Canada’s Liberal Party, until recently the Canadian elite’s preferred party of government, is strongly supporting the US plans to attack Syria. Speaking last week, Liberal Foreign Affairs critic Marc Garneau said the Conservative government was right to pledge support for US military action against Syria even if taken without UN sanction.
Earlier, former Liberal Prime Minister Paul Martin, former Foreign Minister Lloyd Axworthy, and former Cabinet Minister and UN Ambassador Allan Rock had all asserted the right of Western countries to invade states and overthrow governments in the name of averting humanitarian disasters. All three boasted about the role Canada has played in developing a new political cover for imperialist intervention by promoting the so-called “responsibility to protect”—the ruse used by the US, France, Britain, and Canada to provide a rationale for the 2011 NATO attack on Libya, an attack that continued until Gaddafi was overthrown .

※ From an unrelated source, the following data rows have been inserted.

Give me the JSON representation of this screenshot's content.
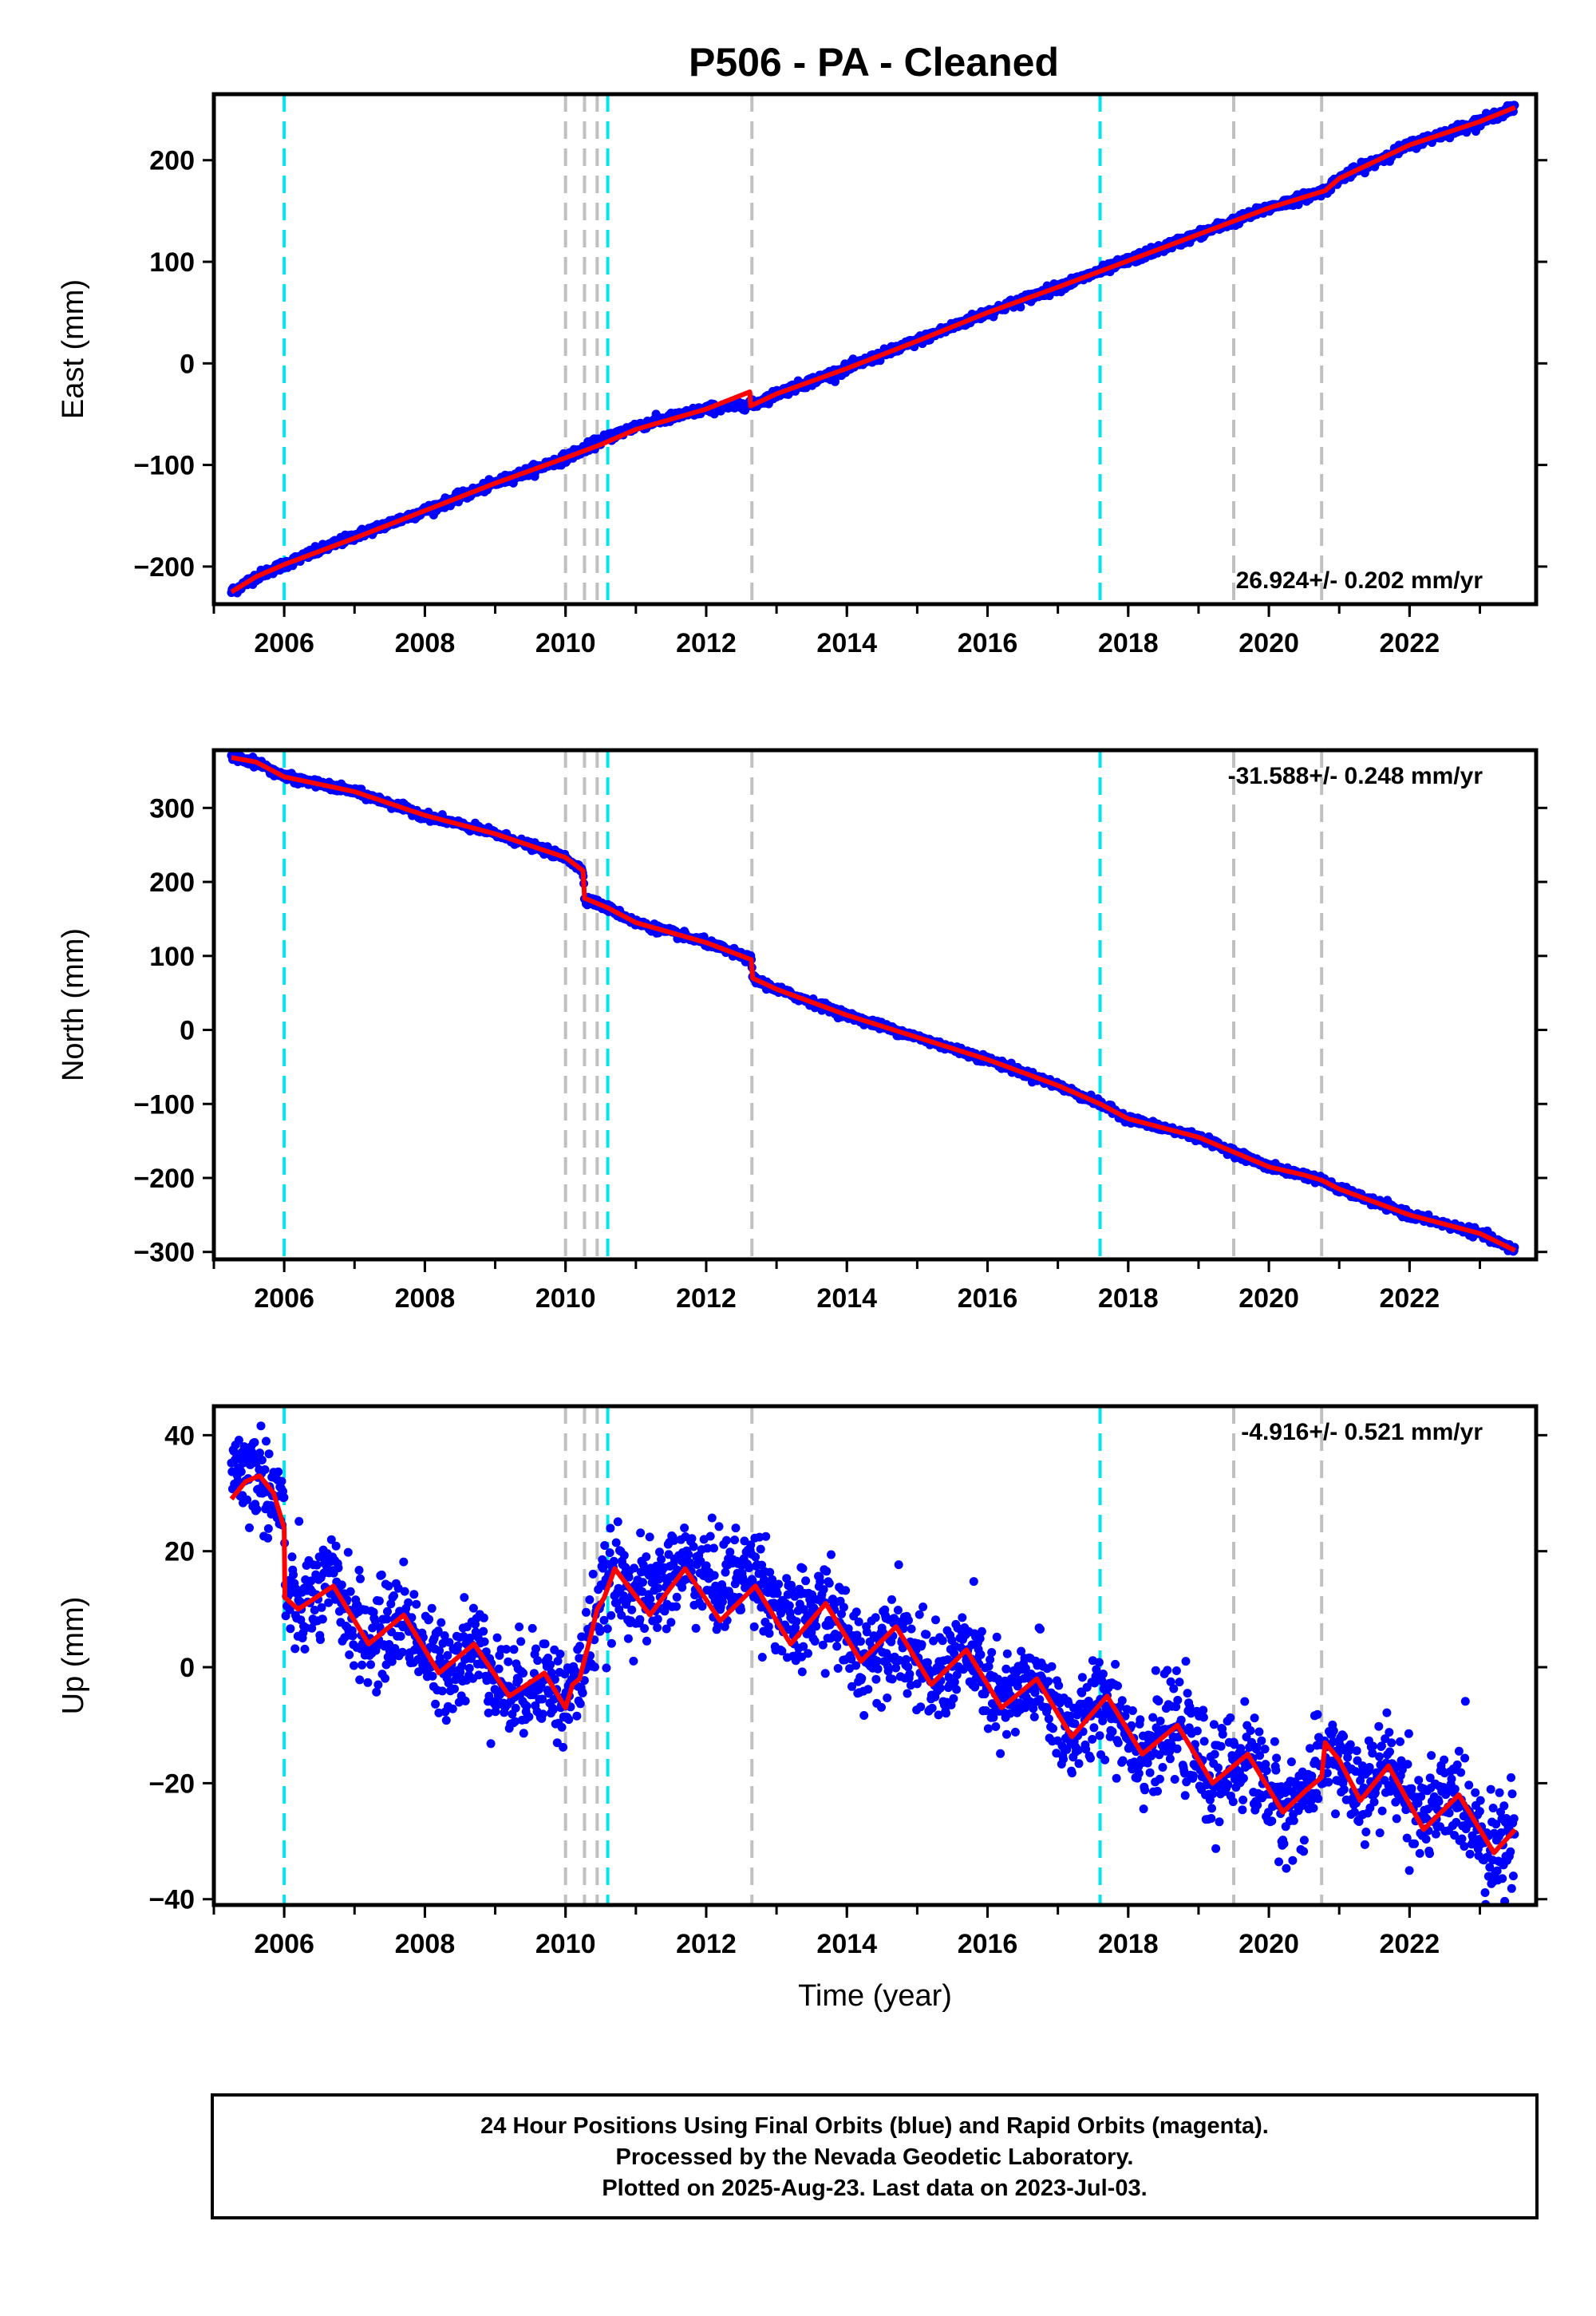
{
  "title": "P506  - PA - Cleaned",
  "colors": {
    "data": "#0000ff",
    "model": "#ff0000",
    "antenna_change": "#00e5ee",
    "earthquake": "#c0c0c0",
    "frame": "#000000"
  },
  "footer": {
    "line1": "24 Hour Positions Using Final Orbits (blue) and Rapid Orbits (magenta).",
    "line2": "Processed by the Nevada Geodetic Laboratory.",
    "line3": "Plotted on 2025-Aug-23. Last data on 2023-Jul-03."
  },
  "chart_data": [
    {
      "type": "scatter",
      "component": "east",
      "ylabel": "East (mm)",
      "xlabel": "",
      "rate_label": "26.924+/- 0.202 mm/yr",
      "rate_position": "bottom-right",
      "xlim": [
        2005.0,
        2023.8
      ],
      "ylim": [
        -237,
        265
      ],
      "yticks": [
        -200,
        -100,
        0,
        100,
        200
      ],
      "yticklabels": [
        "−200",
        "−100",
        "0",
        "100",
        "200"
      ],
      "xticks": [
        2006,
        2008,
        2010,
        2012,
        2014,
        2016,
        2018,
        2020,
        2022
      ],
      "xticklabels": [
        "2006",
        "2008",
        "2010",
        "2012",
        "2014",
        "2016",
        "2018",
        "2020",
        "2022"
      ],
      "grid": false,
      "start": 2005.25,
      "end": 2023.5,
      "noise_mm": 2.2,
      "model": {
        "name": "model",
        "x": [
          2005.25,
          2005.6,
          2006.0,
          2007.0,
          2008.0,
          2009.0,
          2010.0,
          2010.5,
          2011.0,
          2012.0,
          2012.62,
          2012.63,
          2013.0,
          2014.0,
          2015.0,
          2016.0,
          2017.0,
          2018.0,
          2019.0,
          2020.0,
          2020.8,
          2021.0,
          2022.0,
          2023.0,
          2023.5
        ],
        "y": [
          -225,
          -210,
          -198,
          -172,
          -145,
          -118,
          -93,
          -80,
          -65,
          -45,
          -28,
          -42,
          -30,
          -5,
          22,
          50,
          75,
          101,
          127,
          153,
          170,
          182,
          215,
          238,
          252
        ]
      },
      "data_series": {
        "name": "data",
        "x": [
          2005.25,
          2005.6,
          2006.0,
          2007.0,
          2008.0,
          2009.0,
          2010.0,
          2010.5,
          2011.0,
          2012.0,
          2012.62,
          2012.63,
          2013.0,
          2014.0,
          2015.0,
          2016.0,
          2017.0,
          2018.0,
          2019.0,
          2020.0,
          2020.8,
          2021.0,
          2022.0,
          2023.0,
          2023.5
        ],
        "y": [
          -225,
          -210,
          -198,
          -170,
          -145,
          -118,
          -93,
          -76,
          -62,
          -45,
          -40,
          -42,
          -30,
          -5,
          22,
          50,
          75,
          101,
          127,
          153,
          170,
          182,
          215,
          238,
          252
        ]
      },
      "antenna_changes": [
        2006.0,
        2010.6,
        2017.6
      ],
      "earthquakes": [
        2010.0,
        2010.27,
        2010.45,
        2012.65,
        2019.5,
        2020.75
      ]
    },
    {
      "type": "scatter",
      "component": "north",
      "ylabel": "North (mm)",
      "xlabel": "",
      "rate_label": "-31.588+/- 0.248 mm/yr",
      "rate_position": "top-right",
      "xlim": [
        2005.0,
        2023.8
      ],
      "ylim": [
        -310,
        378
      ],
      "yticks": [
        -300,
        -200,
        -100,
        0,
        100,
        200,
        300
      ],
      "yticklabels": [
        "−300",
        "−200",
        "−100",
        "0",
        "100",
        "200",
        "300"
      ],
      "xticks": [
        2006,
        2008,
        2010,
        2012,
        2014,
        2016,
        2018,
        2020,
        2022
      ],
      "xticklabels": [
        "2006",
        "2008",
        "2010",
        "2012",
        "2014",
        "2016",
        "2018",
        "2020",
        "2022"
      ],
      "grid": false,
      "start": 2005.25,
      "end": 2023.5,
      "noise_mm": 2.5,
      "model": {
        "name": "model",
        "x": [
          2005.25,
          2005.6,
          2006.0,
          2007.0,
          2008.0,
          2009.0,
          2010.0,
          2010.25,
          2010.27,
          2010.6,
          2011.0,
          2012.0,
          2012.64,
          2012.66,
          2013.0,
          2014.0,
          2015.0,
          2016.0,
          2017.0,
          2017.6,
          2018.0,
          2019.0,
          2019.5,
          2020.0,
          2020.5,
          2020.75,
          2021.0,
          2022.0,
          2023.0,
          2023.5
        ],
        "y": [
          368,
          362,
          342,
          322,
          290,
          265,
          233,
          215,
          178,
          165,
          145,
          118,
          95,
          70,
          55,
          20,
          -10,
          -40,
          -75,
          -100,
          -120,
          -145,
          -165,
          -185,
          -196,
          -203,
          -215,
          -250,
          -275,
          -298
        ]
      },
      "data_series": {
        "name": "data",
        "x": [
          2005.25,
          2005.6,
          2006.0,
          2007.0,
          2008.0,
          2009.0,
          2010.0,
          2010.25,
          2010.27,
          2010.6,
          2011.0,
          2012.0,
          2012.64,
          2012.66,
          2013.0,
          2014.0,
          2015.0,
          2016.0,
          2017.0,
          2017.6,
          2018.0,
          2019.0,
          2019.5,
          2020.0,
          2020.5,
          2020.75,
          2021.0,
          2022.0,
          2023.0,
          2023.5
        ],
        "y": [
          368,
          362,
          342,
          322,
          290,
          265,
          233,
          215,
          178,
          165,
          145,
          118,
          95,
          70,
          55,
          20,
          -10,
          -40,
          -75,
          -100,
          -120,
          -145,
          -165,
          -185,
          -196,
          -203,
          -215,
          -250,
          -275,
          -298
        ]
      },
      "antenna_changes": [
        2006.0,
        2010.6,
        2017.6
      ],
      "earthquakes": [
        2010.0,
        2010.27,
        2010.45,
        2012.65,
        2019.5,
        2020.75
      ]
    },
    {
      "type": "scatter",
      "component": "up",
      "ylabel": "Up (mm)",
      "xlabel": "Time (year)",
      "rate_label": "-4.916+/- 0.521 mm/yr",
      "rate_position": "top-right",
      "xlim": [
        2005.0,
        2023.8
      ],
      "ylim": [
        -41,
        45
      ],
      "yticks": [
        -40,
        -20,
        0,
        20,
        40
      ],
      "yticklabels": [
        "−40",
        "−20",
        "0",
        "20",
        "40"
      ],
      "xticks": [
        2006,
        2008,
        2010,
        2012,
        2014,
        2016,
        2018,
        2020,
        2022
      ],
      "xticklabels": [
        "2006",
        "2008",
        "2010",
        "2012",
        "2014",
        "2016",
        "2018",
        "2020",
        "2022"
      ],
      "grid": false,
      "start": 2005.25,
      "end": 2023.5,
      "noise_mm": 4.2,
      "model": {
        "name": "model",
        "x": [
          2005.25,
          2005.45,
          2005.65,
          2005.85,
          2006.0,
          2006.01,
          2006.2,
          2006.7,
          2007.2,
          2007.7,
          2008.2,
          2008.7,
          2009.2,
          2009.7,
          2010.0,
          2010.1,
          2010.2,
          2010.35,
          2010.45,
          2010.55,
          2010.7,
          2011.2,
          2011.7,
          2012.2,
          2012.7,
          2013.2,
          2013.7,
          2014.2,
          2014.7,
          2015.2,
          2015.7,
          2016.2,
          2016.7,
          2017.2,
          2017.7,
          2018.2,
          2018.7,
          2019.2,
          2019.7,
          2020.2,
          2020.55,
          2020.75,
          2020.8,
          2021.0,
          2021.3,
          2021.7,
          2022.2,
          2022.7,
          2023.2,
          2023.5
        ],
        "y": [
          29,
          32,
          33,
          30,
          24,
          12,
          10,
          14,
          4,
          9,
          -1,
          4,
          -5,
          -1,
          -7,
          -3,
          -2,
          5,
          10,
          12,
          17,
          9,
          17,
          8,
          14,
          4,
          11,
          1,
          7,
          -3,
          3,
          -7,
          -2,
          -12,
          -5,
          -15,
          -10,
          -20,
          -15,
          -25,
          -21,
          -19,
          -13,
          -16,
          -23,
          -17,
          -28,
          -22,
          -32,
          -28
        ]
      },
      "data_series": {
        "name": "data",
        "x": [
          2005.25,
          2005.45,
          2005.65,
          2005.85,
          2006.0,
          2006.01,
          2006.2,
          2006.7,
          2007.2,
          2007.7,
          2008.2,
          2008.7,
          2009.2,
          2009.7,
          2010.0,
          2010.1,
          2010.2,
          2010.35,
          2010.45,
          2010.55,
          2010.7,
          2011.2,
          2011.7,
          2012.2,
          2012.7,
          2013.2,
          2013.7,
          2014.2,
          2014.7,
          2015.2,
          2015.7,
          2016.2,
          2016.7,
          2017.2,
          2017.7,
          2018.2,
          2018.7,
          2019.2,
          2019.7,
          2020.2,
          2020.55,
          2020.75,
          2020.8,
          2021.0,
          2021.3,
          2021.7,
          2022.2,
          2022.7,
          2023.2,
          2023.5
        ],
        "y": [
          35,
          34,
          33,
          30,
          27,
          12,
          10,
          14,
          4,
          9,
          -1,
          4,
          -5,
          -1,
          -7,
          -3,
          -2,
          5,
          10,
          12,
          15,
          12,
          18,
          14,
          17,
          6,
          11,
          1,
          7,
          -3,
          3,
          -7,
          -2,
          -12,
          -5,
          -15,
          -10,
          -20,
          -15,
          -25,
          -21,
          -19,
          -13,
          -16,
          -23,
          -17,
          -26,
          -22,
          -32,
          -28
        ]
      },
      "antenna_changes": [
        2006.0,
        2010.6,
        2017.6
      ],
      "earthquakes": [
        2010.0,
        2010.27,
        2010.45,
        2012.65,
        2019.5,
        2020.75
      ]
    }
  ]
}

The Official Opposition New Democratic Party has, for its part, lent its full support to the US-orchestrated campaign to justify an attack on Syria in the name of policing the ban on the use of chemical weapons. Its only proviso has been that the UN inspectors should be allowed to file their report before any attack is launched. Canada’s social-democrats have repeatedly facilitated Canada’s participation in imperialist wars, including supporting NATO’s 1999 war on Yugoslavia, the US invasion and occupation of Afghanistan and the 2011 NATO war on Libya.